Get ready for some good Sunday night TV. Republican candidate Donald Trump and Democratic nominee Hillary Clinton are set to face off at 9 p.m. EDT for the second presidential debate at Washington University in St. Louis. 

This event will be more of a town hall than a formal debate, according to Bloomberg, with some questions coming from audience members and others from the moderators. The candidates' poll numbers will likely be discussed alongside their policies, so you might want to read up before tuning in.

As of Friday afternoon, Clinton was beating Trump by about 4.5 percentage points nationally when they were the only two candidates, according to RealClearPolitics data.
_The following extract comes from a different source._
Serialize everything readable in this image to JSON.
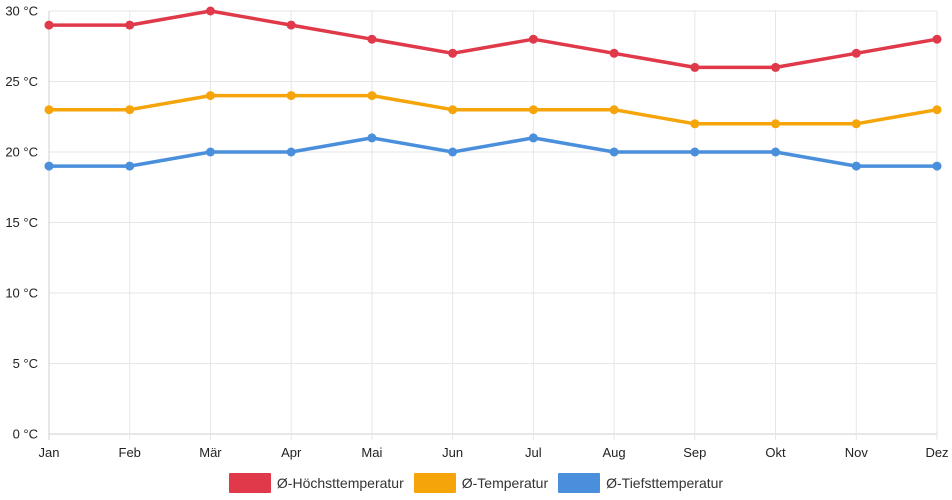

When Libertarian nominee Gary Johnson and Green Party candidate Jill Stein were included, her lead narrowed to 3.7 percent. In the four-way matchup, Clinton had 44.2 percent support, Trump had 40.5 percent, Johnson had 6.9 and Stein had 2.4.

However, those were average numbers. Individual polls had varying results. For example, a Quinnipiac University survey released Friday found 45 percent for Clinton and 40 percent for Trump in a four-way race, according to a news release. Johnson had 6 percent; Stein had 3.

Clinton scored especially well among women, nonwhite voters and independents, all of  which Quinnipiac assistant director Tim Malloy said should likely signal a "wake-up call" for Trump. "Can Trump make a come-back in Sunday’s debate or will Clinton score another W?" Malloy asked.

As for the all-important swing states, Politico found that Clinton was polling higher in Colorado, Florida, Michigan, Nevada, New Hampshire, North Carolina, Pennsylvania and Virginia. Trump was winning in Ohio and Iowa.

Those numbers could make Sunday especially significant for the tycoon. "Losing critical swing states like those would significantly narrow his path to winning the White House," MarketWatch's Robert Schroeder wrote Friday. "Combined with separate polling that says Clinton did better in the first debate, the pressure’s on Trump."